I have been plugging on with the database side of the project. Not surprisingly, the WBGT calculation is once again the bottleneck and it limits what we can achieve with SQL. Got some interesting workarounds (SQL functions and / or C# functions which can be called from SQL Server CLR) but this is still inherently procedural, and it would be brilliant if we could truly make this set-based (becomes more scalable).
The problem with the current WBGT function is simply the huge number of iterations it has to do (total of 27 million iterations, with as many as 3 million on the worst inputs). So once again, I have tackled this part of the code to see if we can short-circuit the iteration cycle.
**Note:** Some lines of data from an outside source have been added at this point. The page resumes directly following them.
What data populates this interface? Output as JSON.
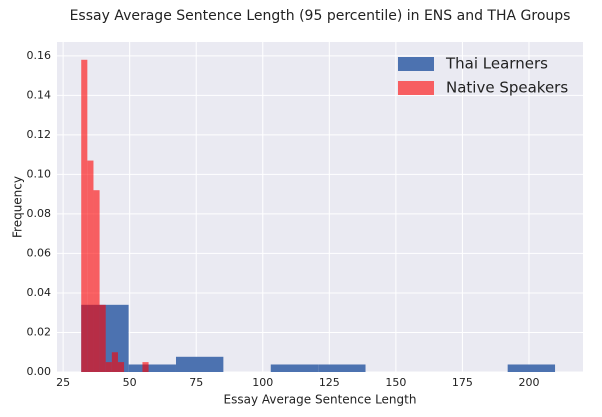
{
  "chart_data": {
    "type": "histogram",
    "title": "Essay Average Sentence Length (95 percentile) in ENS and THA Groups",
    "xlabel": "Essay Average Sentence Length",
    "ylabel": "Frequency",
    "series": [
      {
        "name": "Thai Learners",
        "color": "#4c72b0",
        "opacity": 1,
        "bins": [
          31.8,
          49.6,
          67.4,
          85.2,
          103,
          120.8,
          138.6,
          156.4,
          174.2,
          192,
          209.8
        ],
        "values": [
          0.034,
          0.0038,
          0.0077,
          0,
          0.0038,
          0.0038,
          0,
          0,
          0,
          0.0038
        ]
      },
      {
        "name": "Native Speakers",
        "color": "#ff0000",
        "opacity": 0.6,
        "bins": [
          31.8,
          34.1,
          36.4,
          38.7,
          41.0,
          43.3,
          45.6,
          47.9,
          50.2,
          52.5,
          54.8,
          57.1
        ],
        "values": [
          0.158,
          0.107,
          0.092,
          0.034,
          0.005,
          0.01,
          0.005,
          0,
          0,
          0,
          0.005
        ]
      }
    ],
    "xlim": [
      22.7,
      220.3
    ],
    "ylim": [
      0,
      0.167
    ],
    "xticks": [
      25,
      50,
      75,
      100,
      125,
      150,
      175,
      200
    ],
    "yticks": [
      {
        "value": 0,
        "label": "0.00"
      },
      {
        "value": 0.02,
        "label": "0.02"
      },
      {
        "value": 0.04,
        "label": "0.04"
      },
      {
        "value": 0.06,
        "label": "0.06"
      },
      {
        "value": 0.08,
        "label": "0.08"
      },
      {
        "value": 0.1,
        "label": "0.10"
      },
      {
        "value": 0.12,
        "label": "0.12"
      },
      {
        "value": 0.14,
        "label": "0.14"
      },
      {
        "value": 0.16,
        "label": "0.16"
      }
    ],
    "grid": true,
    "legend": "upper right"
  }
}
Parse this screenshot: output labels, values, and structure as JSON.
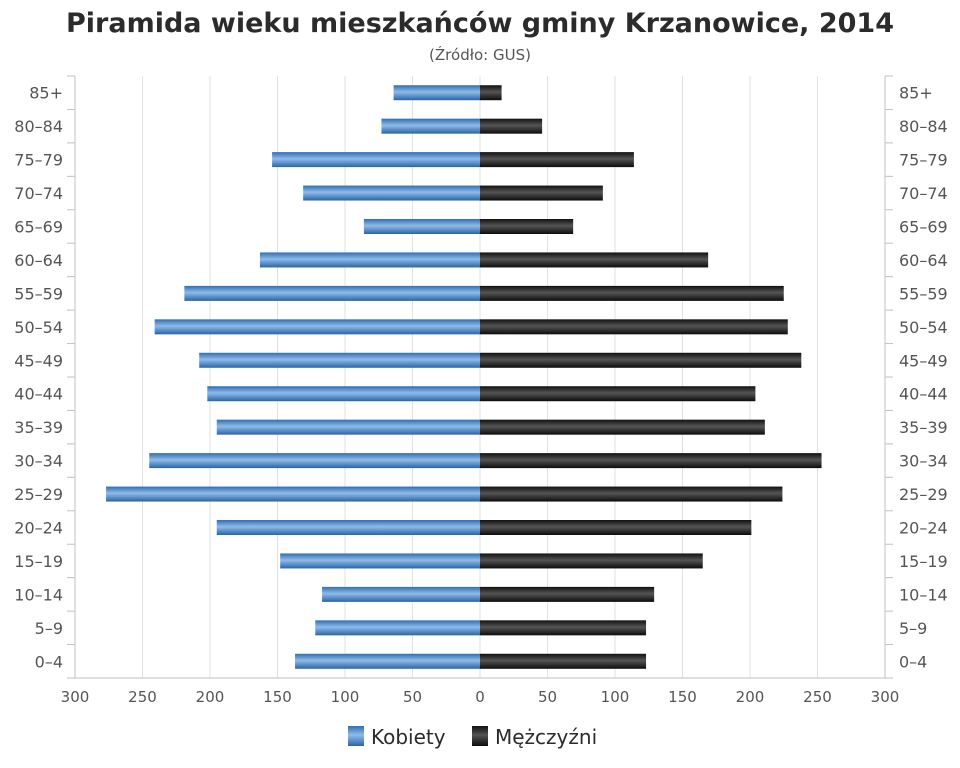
{
  "chart_data": {
    "type": "bar",
    "orientation": "horizontal-pyramid",
    "title": "Piramida wieku mieszkańców gminy Krzanowice, 2014",
    "subtitle": "(Źródło: GUS)",
    "categories": [
      "85+",
      "80–84",
      "75–79",
      "70–74",
      "65–69",
      "60–64",
      "55–59",
      "50–54",
      "45–49",
      "40–44",
      "35–39",
      "30–34",
      "25–29",
      "20–24",
      "15–19",
      "10–14",
      "5–9",
      "0–4"
    ],
    "x_ticks": [
      300,
      250,
      200,
      150,
      100,
      50,
      0,
      50,
      100,
      150,
      200,
      250,
      300
    ],
    "xlim": [
      -300,
      300
    ],
    "grid": true,
    "legend_position": "bottom",
    "series": [
      {
        "name": "Kobiety",
        "color": "#4a82c4",
        "side": "left",
        "values": [
          64,
          73,
          154,
          131,
          86,
          163,
          219,
          241,
          208,
          202,
          195,
          245,
          277,
          195,
          148,
          117,
          122,
          137
        ]
      },
      {
        "name": "Mężczyźni",
        "color": "#1e1e1e",
        "side": "right",
        "values": [
          16,
          46,
          114,
          91,
          69,
          169,
          225,
          228,
          238,
          204,
          211,
          253,
          224,
          201,
          165,
          129,
          123,
          123
        ]
      }
    ]
  }
}
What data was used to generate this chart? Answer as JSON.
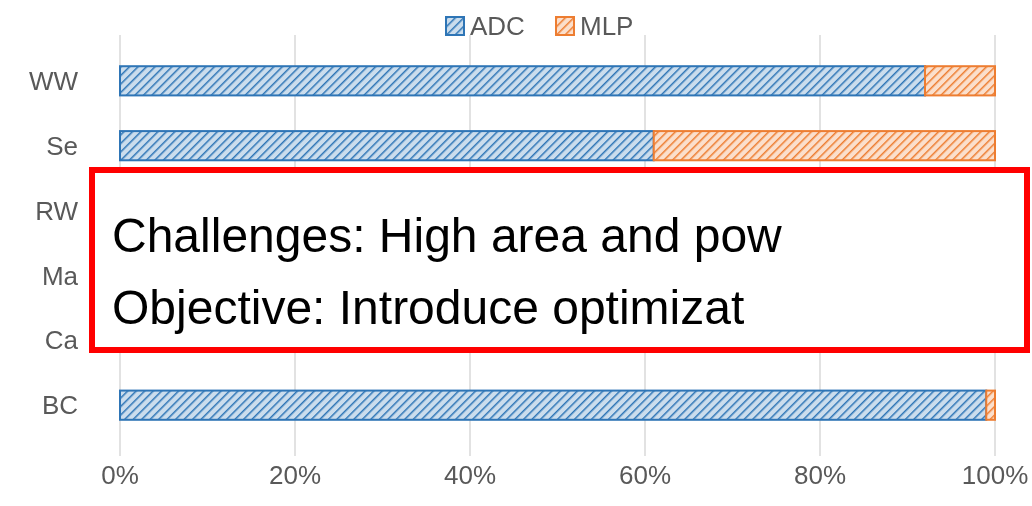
{
  "chart_data": {
    "type": "bar",
    "orientation": "horizontal",
    "stacked": true,
    "categories": [
      "WW",
      "Se",
      "RW",
      "Ma",
      "Ca",
      "BC"
    ],
    "series": [
      {
        "name": "ADC",
        "color": "#2e75b6",
        "values": [
          92,
          61,
          null,
          null,
          null,
          99
        ]
      },
      {
        "name": "MLP",
        "color": "#ed7d31",
        "values": [
          8,
          39,
          null,
          null,
          null,
          1
        ]
      }
    ],
    "xlim": [
      0,
      100
    ],
    "xticks": [
      {
        "value": 0,
        "label": "0%"
      },
      {
        "value": 20,
        "label": "20%"
      },
      {
        "value": 40,
        "label": "40%"
      },
      {
        "value": 60,
        "label": "60%"
      },
      {
        "value": 80,
        "label": "80%"
      },
      {
        "value": 100,
        "label": "100%"
      }
    ],
    "grid": "x",
    "legend": "top",
    "annotations": [
      "Challenges: High area and pow",
      "Objective: Introduce optimizat"
    ]
  }
}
Turns out we can, and we can do it accurately!
I re-tested this with the new formula for RH which Bruno supplied. It is fast! Absolutely amazing. Testing the accuracy, we can see that Tw is accurate to:
- 95th percentile: +- 2 C
- 99th percentile: +- 3 ~ 6 C
- Maximum delta: 25 ~ 29 C
(where maximum delta is the difference in Tw calculated by Iteration and Approximation)
My gut feeling is that this isn’t close enough.
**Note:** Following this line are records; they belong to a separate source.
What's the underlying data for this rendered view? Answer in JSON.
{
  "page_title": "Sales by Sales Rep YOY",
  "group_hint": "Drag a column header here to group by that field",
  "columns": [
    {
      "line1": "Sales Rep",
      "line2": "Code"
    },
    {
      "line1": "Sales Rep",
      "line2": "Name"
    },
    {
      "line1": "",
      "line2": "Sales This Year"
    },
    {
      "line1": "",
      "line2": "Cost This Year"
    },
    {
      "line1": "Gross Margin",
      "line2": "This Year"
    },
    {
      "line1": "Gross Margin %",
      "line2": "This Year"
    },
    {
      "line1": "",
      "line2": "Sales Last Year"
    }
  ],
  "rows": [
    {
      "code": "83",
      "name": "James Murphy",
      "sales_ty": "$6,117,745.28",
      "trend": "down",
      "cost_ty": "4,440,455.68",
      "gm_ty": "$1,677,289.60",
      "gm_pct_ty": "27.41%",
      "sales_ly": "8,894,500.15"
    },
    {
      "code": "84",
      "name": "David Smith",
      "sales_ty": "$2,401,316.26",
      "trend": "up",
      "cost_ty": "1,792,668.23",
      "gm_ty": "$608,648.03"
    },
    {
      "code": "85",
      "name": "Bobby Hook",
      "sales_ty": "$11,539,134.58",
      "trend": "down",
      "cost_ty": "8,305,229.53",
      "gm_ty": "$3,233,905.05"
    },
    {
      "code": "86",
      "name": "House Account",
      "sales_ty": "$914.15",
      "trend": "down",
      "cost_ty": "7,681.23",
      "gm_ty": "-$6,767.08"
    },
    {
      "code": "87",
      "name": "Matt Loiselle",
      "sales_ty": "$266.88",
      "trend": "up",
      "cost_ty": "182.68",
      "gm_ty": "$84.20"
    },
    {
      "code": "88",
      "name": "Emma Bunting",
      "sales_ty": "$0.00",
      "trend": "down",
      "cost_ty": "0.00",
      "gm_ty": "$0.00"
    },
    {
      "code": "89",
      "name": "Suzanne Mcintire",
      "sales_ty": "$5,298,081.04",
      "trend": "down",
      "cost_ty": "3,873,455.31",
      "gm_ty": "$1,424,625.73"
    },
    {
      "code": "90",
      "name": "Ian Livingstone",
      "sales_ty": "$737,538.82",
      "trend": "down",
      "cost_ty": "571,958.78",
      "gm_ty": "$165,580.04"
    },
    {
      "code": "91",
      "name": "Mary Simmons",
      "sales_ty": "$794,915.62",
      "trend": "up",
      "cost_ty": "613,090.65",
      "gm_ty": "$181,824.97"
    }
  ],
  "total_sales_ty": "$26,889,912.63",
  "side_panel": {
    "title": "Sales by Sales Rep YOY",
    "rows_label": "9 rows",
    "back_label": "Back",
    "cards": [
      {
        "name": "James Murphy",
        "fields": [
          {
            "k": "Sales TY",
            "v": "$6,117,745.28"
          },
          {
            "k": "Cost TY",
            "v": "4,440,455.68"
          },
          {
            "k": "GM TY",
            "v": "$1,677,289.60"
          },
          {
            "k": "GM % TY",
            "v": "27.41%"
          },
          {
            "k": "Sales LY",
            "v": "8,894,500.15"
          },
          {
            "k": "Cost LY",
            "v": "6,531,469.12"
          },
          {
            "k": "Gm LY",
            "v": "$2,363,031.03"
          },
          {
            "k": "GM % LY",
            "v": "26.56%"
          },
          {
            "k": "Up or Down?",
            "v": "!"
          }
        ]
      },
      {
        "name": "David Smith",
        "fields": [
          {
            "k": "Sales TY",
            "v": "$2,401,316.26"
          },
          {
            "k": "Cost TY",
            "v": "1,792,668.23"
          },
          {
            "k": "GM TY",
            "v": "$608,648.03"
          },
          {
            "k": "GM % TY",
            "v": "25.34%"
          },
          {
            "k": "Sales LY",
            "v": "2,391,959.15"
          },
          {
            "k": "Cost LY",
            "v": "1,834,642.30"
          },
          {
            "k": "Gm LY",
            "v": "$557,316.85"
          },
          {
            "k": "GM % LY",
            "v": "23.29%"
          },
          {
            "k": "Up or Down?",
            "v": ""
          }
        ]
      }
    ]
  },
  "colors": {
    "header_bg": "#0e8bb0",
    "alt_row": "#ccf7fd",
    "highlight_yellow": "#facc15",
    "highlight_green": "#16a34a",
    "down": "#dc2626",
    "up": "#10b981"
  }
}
In this method, I am using the original code, but trying to jump way ahead in the iteration of Tw. It isn’t a new and exciting model, simply a method of short-circuiting the existing method. Taking advantage of the idea that the iteration progresses (roughly) linearly, I decided we can probably do the first 2 calculations, obtain the slope, and then jump right to the final one. This was ok, but regularly over-estimated Tw.
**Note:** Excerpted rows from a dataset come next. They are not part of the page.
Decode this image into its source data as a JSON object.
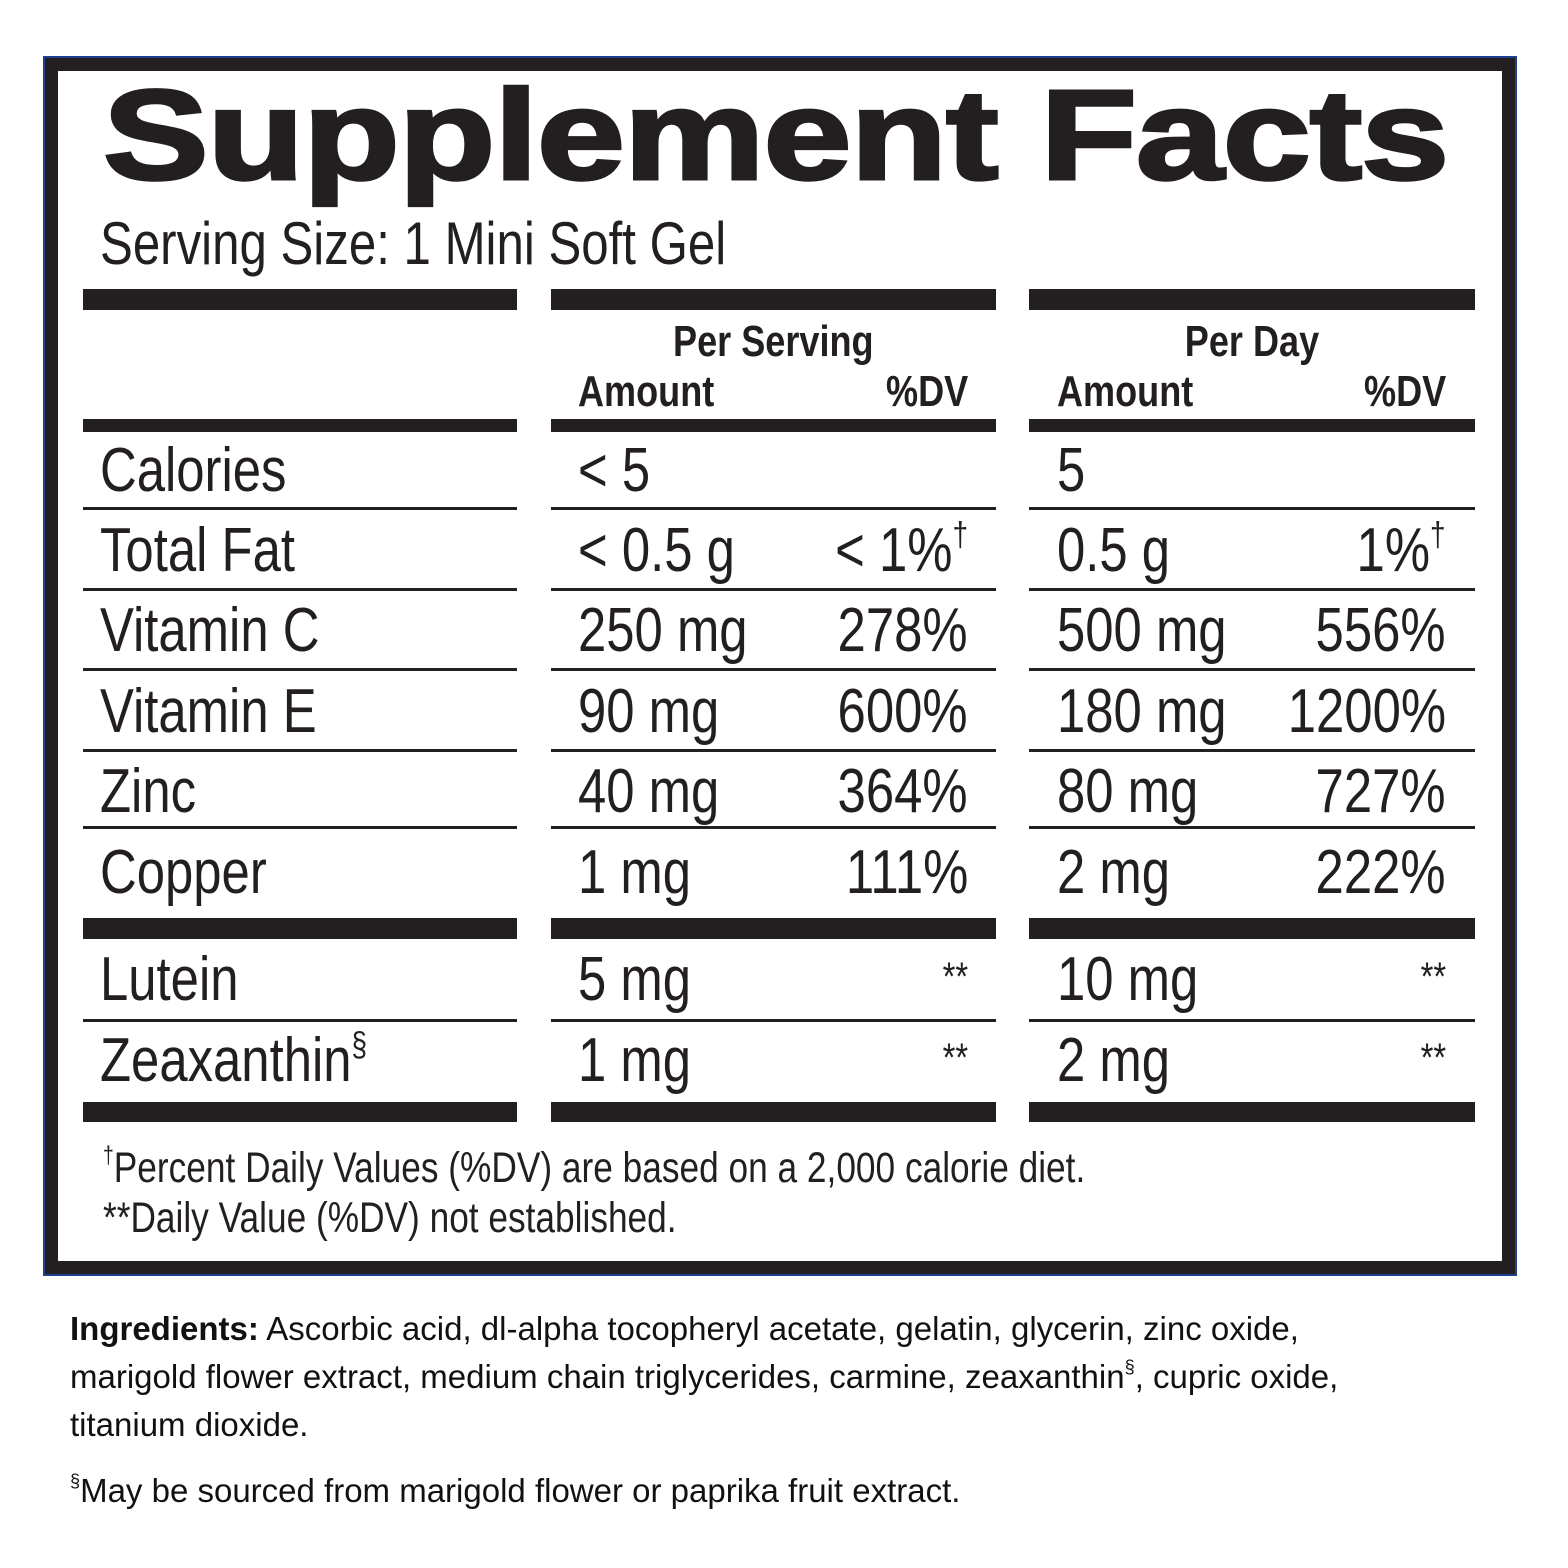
{
  "title": "Supplement Facts",
  "serving_size": "Serving Size: 1 Mini Soft Gel",
  "columns": {
    "per_serving": "Per Serving",
    "per_day": "Per Day",
    "amount": "Amount",
    "dv": "%DV"
  },
  "rows": [
    {
      "name": "Calories",
      "serv_amt": "< 5",
      "serv_dv": "",
      "serv_dv_mark": "",
      "day_amt": "5",
      "day_dv": "",
      "day_dv_mark": "",
      "name_mark": ""
    },
    {
      "name": "Total Fat",
      "serv_amt": "< 0.5 g",
      "serv_dv": "< 1%",
      "serv_dv_mark": "†",
      "day_amt": "0.5 g",
      "day_dv": "1%",
      "day_dv_mark": "†",
      "name_mark": ""
    },
    {
      "name": "Vitamin C",
      "serv_amt": "250 mg",
      "serv_dv": "278%",
      "serv_dv_mark": "",
      "day_amt": "500 mg",
      "day_dv": "556%",
      "day_dv_mark": "",
      "name_mark": ""
    },
    {
      "name": "Vitamin E",
      "serv_amt": "90 mg",
      "serv_dv": "600%",
      "serv_dv_mark": "",
      "day_amt": "180 mg",
      "day_dv": "1200%",
      "day_dv_mark": "",
      "name_mark": ""
    },
    {
      "name": "Zinc",
      "serv_amt": "40 mg",
      "serv_dv": "364%",
      "serv_dv_mark": "",
      "day_amt": "80 mg",
      "day_dv": "727%",
      "day_dv_mark": "",
      "name_mark": ""
    },
    {
      "name": "Copper",
      "serv_amt": "1 mg",
      "serv_dv": "111%",
      "serv_dv_mark": "",
      "day_amt": "2 mg",
      "day_dv": "222%",
      "day_dv_mark": "",
      "name_mark": ""
    },
    {
      "name": "Lutein",
      "serv_amt": "5 mg",
      "serv_dv": "**",
      "serv_dv_mark": "",
      "day_amt": "10 mg",
      "day_dv": "**",
      "day_dv_mark": "",
      "name_mark": ""
    },
    {
      "name": "Zeaxanthin",
      "serv_amt": "1 mg",
      "serv_dv": "**",
      "serv_dv_mark": "",
      "day_amt": "2 mg",
      "day_dv": "**",
      "day_dv_mark": "",
      "name_mark": "§"
    }
  ],
  "footnotes": {
    "dagger_mark": "†",
    "dagger": "Percent Daily Values (%DV) are based on a 2,000 calorie diet.",
    "stars": "**Daily Value (%DV) not established."
  },
  "ingredients": {
    "label": "Ingredients:",
    "line1": " Ascorbic acid, dl-alpha tocopheryl acetate, gelatin, glycerin, zinc oxide,",
    "line2a": "marigold flower extract, medium chain triglycerides, carmine, zeaxanthin",
    "line2_mark": "§",
    "line2b": ", cupric oxide,",
    "line3": "titanium dioxide.",
    "source_mark": "§",
    "source": "May be sourced from marigold flower or paprika fruit extract."
  },
  "colors": {
    "ink": "#231f20",
    "border_edge": "#1f3f8f"
  }
}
So I tweaked this by estimating the final Tw (as explained above) and then backing up a short distance to get an intermediate Tw that is very close to the end of the iteration cycle. I then begin iterating from the intermediate Tw. Massively reduces the total number of iterations to ~ 3 million, with an average (mode) of 4 iterations per input. When stepping backwards by 15 %, the accuracy is high:
- 95th percentile: +-0.175 C
- 99th percentile: +-0.744 C
If you back up a little further (20 %), then the accuracy is:
- 95th percentile: +-0.156 C
- 99th percentile: +-0.183 C
Now this isn’t an exciting new piece of maths – but it does improve the scalability of the existing code. The effect on running time is reasonable (runs in approx 30 % of the time of the original), but the really exciting thing is that perhaps now we can actually use the database to do this in one ridiculously fast set-based operation. We couldn’t do this before, because the number of iterations required a huge number of disk writes and therefore was no faster, and probably less efficient than in-memory iteration. Testing this out is my next step (and probably final step, the deadline for project is fast approaching).
The upside of all this, is that if we can get out of procedural code and leverage the database, then the calculations can be run incredibly quickly. So if you ever wanted to increase the sample rate then you could. Monthly or weekly would certainly be achievable, and hourly wouldn’t be out of the question.